September 10, 2018 By Michael D. Shaw @ Health News Digest
Then, you would be seen by the smiling physician, inevitably dressed in a suit or businesslike skirt, under a crisp and clean white coat. The examining room would usually smell of isopropyl alcohol, and if you felt uncomfortable, you knew the whole thing would be over with quickly. As you were leaving, your parent would stop at the front desk, and pay for the office visit, either by check or with cash.
There were no bank credit cards then, and doctors were not quick to accept them when they were introduced. Insurance coverage for simple office visits was pretty much unknown. Chances are good that the practice you visited was owned by two, possibly three physicians.
To set a historical perspective, in 1960, 72 percent of physicians (MDs and DOs) were in private practice. In 2012, Accenture released a report giving figures of 57 percent in 2000 and 49 percent in 2005. A more recent source pegs the 2016 number at 33 percent.
It should be pointed out that statistics on private medical practice are promulgated by a variety of organizations. Methodologies and biases differ. Yet, the clear trend is toward fewer physicians in private practice.

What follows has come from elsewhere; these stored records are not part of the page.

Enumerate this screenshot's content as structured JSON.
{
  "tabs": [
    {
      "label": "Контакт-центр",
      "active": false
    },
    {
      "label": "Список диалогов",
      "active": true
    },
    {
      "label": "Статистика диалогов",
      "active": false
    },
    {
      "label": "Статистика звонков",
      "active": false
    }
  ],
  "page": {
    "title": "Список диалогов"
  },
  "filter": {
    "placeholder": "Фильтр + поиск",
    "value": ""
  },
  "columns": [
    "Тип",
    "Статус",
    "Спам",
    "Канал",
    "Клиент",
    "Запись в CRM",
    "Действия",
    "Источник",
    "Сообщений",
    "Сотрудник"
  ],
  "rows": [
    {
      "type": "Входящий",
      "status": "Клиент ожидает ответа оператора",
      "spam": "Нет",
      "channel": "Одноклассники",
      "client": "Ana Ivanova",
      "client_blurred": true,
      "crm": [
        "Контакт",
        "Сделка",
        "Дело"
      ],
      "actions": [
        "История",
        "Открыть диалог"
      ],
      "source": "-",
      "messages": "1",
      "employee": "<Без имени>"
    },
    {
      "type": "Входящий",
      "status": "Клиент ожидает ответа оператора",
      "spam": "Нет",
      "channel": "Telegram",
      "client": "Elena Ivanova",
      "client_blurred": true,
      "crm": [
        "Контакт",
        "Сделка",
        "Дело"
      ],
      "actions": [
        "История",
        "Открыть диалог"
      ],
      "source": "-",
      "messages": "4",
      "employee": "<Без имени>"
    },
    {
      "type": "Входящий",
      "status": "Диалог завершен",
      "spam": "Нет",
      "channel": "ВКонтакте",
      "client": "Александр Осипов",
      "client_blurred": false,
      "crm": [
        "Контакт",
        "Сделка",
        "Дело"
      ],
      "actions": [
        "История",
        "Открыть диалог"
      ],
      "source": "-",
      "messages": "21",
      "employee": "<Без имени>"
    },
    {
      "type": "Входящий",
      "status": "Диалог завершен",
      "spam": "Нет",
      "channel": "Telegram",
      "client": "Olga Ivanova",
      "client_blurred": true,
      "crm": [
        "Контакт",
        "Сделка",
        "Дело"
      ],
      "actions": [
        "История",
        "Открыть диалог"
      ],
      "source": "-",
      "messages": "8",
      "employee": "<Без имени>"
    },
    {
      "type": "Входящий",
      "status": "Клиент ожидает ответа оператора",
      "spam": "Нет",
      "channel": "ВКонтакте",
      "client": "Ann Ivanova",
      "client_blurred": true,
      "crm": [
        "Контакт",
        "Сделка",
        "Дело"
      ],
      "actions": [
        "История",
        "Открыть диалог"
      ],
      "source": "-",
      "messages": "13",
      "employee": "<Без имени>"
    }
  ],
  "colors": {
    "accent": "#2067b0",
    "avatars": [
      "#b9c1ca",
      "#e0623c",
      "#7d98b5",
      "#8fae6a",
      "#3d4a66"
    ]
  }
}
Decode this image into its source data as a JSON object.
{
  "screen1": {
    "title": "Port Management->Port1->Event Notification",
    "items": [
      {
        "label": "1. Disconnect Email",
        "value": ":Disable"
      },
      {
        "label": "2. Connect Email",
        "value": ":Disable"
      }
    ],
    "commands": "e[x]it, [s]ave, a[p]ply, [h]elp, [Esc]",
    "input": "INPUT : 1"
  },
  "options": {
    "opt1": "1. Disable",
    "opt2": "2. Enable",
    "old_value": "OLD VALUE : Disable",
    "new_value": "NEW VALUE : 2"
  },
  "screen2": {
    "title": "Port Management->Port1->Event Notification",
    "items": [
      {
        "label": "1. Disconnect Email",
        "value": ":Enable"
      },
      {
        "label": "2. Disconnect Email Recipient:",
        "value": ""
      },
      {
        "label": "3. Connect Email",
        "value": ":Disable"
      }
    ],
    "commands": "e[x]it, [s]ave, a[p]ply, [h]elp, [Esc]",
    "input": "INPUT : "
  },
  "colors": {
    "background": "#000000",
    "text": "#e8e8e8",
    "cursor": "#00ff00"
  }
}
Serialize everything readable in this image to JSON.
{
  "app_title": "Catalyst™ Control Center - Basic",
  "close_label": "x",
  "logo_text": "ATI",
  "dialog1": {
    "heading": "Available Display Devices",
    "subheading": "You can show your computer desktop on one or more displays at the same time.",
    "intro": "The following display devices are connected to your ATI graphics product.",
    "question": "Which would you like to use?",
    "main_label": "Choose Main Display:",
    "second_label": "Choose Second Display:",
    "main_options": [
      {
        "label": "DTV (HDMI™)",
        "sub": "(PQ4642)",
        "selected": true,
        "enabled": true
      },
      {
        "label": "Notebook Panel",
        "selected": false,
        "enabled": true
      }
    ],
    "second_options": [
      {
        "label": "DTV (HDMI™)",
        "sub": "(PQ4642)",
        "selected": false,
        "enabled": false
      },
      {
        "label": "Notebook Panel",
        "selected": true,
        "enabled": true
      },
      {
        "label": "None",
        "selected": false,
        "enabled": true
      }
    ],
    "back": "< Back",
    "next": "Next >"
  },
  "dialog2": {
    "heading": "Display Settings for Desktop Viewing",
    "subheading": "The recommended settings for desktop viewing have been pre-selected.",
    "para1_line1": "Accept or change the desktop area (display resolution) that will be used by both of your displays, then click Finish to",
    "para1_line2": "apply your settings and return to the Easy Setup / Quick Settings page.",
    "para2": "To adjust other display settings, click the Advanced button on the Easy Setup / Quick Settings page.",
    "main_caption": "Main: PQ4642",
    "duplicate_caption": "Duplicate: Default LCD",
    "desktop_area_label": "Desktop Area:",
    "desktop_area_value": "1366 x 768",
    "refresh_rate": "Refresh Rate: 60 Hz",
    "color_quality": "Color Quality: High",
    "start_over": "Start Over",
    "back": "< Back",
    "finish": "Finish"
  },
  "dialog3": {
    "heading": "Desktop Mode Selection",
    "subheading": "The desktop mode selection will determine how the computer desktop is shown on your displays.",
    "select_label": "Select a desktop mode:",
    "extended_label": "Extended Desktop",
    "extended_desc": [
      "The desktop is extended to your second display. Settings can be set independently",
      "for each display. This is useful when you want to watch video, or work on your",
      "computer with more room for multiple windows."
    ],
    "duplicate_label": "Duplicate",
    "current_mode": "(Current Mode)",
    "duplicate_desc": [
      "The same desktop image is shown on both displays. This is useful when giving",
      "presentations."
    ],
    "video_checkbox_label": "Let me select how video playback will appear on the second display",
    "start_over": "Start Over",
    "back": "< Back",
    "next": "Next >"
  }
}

The Accenture report and survey names reimbursement pressures and the cost of overhead–including implementation of costly electronic health record software–as the biggest concerns cited by independent physicians. As such, 26 percent of those polled are refusing Medicaid patients; 15 percent opting out of health exchange plans, and 3 percent not seeing Medicare patients. The number of Medicaid patients would increase greatly, as a result of Obamacare.
From the physician’s point of view, Medicare came under a bit of a cloud as a result of MACRA (Medicare Access and CHIP Reauthorization Act of 2015). As to the acronym within an acronym, “CHIP” stands for Children’s Health Insurance Program. A key component of MACRA changed physician reimbursement from rewarding volume to rewarding value. The Centers for Medicare & Medicaid Services’ own projections indicated that the law would reduce payments for most solo practices.
Along with older private practice physicians retiring, plenty of the new ones coming in are faced with massive student debt, and are drawn to the notion of a regular paycheck and better work/life balance. Thus, the attraction of joining an integrated managed care consortium such as Kaiser Permanente, or becoming a hospitalist.
It’s not only young physicians who choose alternatives to private practice. Some established private practice docs have decided to move to managed care groups. And, their practices are also being acquired by hospitals.
As private practices disappear, pundits talk about economies of scale, pointing to such items as improved healthcare informatics, multidisciplinary care teams, and after-hours access. But somehow, economies of scale don’t seem to lower overall costs. In April, 2015, healthcare blogger Dan Brennan documented how costs increase when hospitals buy up private practices. This finding is echoed in many other works.
More than that, a study published in 2014 found that patients of physicians practicing in solo and small practices have lower rates of preventable readmissions than those in larger practices.
Commonwealth Fund experts David Squires and David Blumenthal, M.D. offer some suggestions to help small practices:
- Encourage physician networks, enabling small practices to share resources.
- Develop payment models that include upfront grants or loans for practices to invest in necessary infrastructure.
- Improve health information technology so that it reduces–rather than increases–the burdens of solo practice.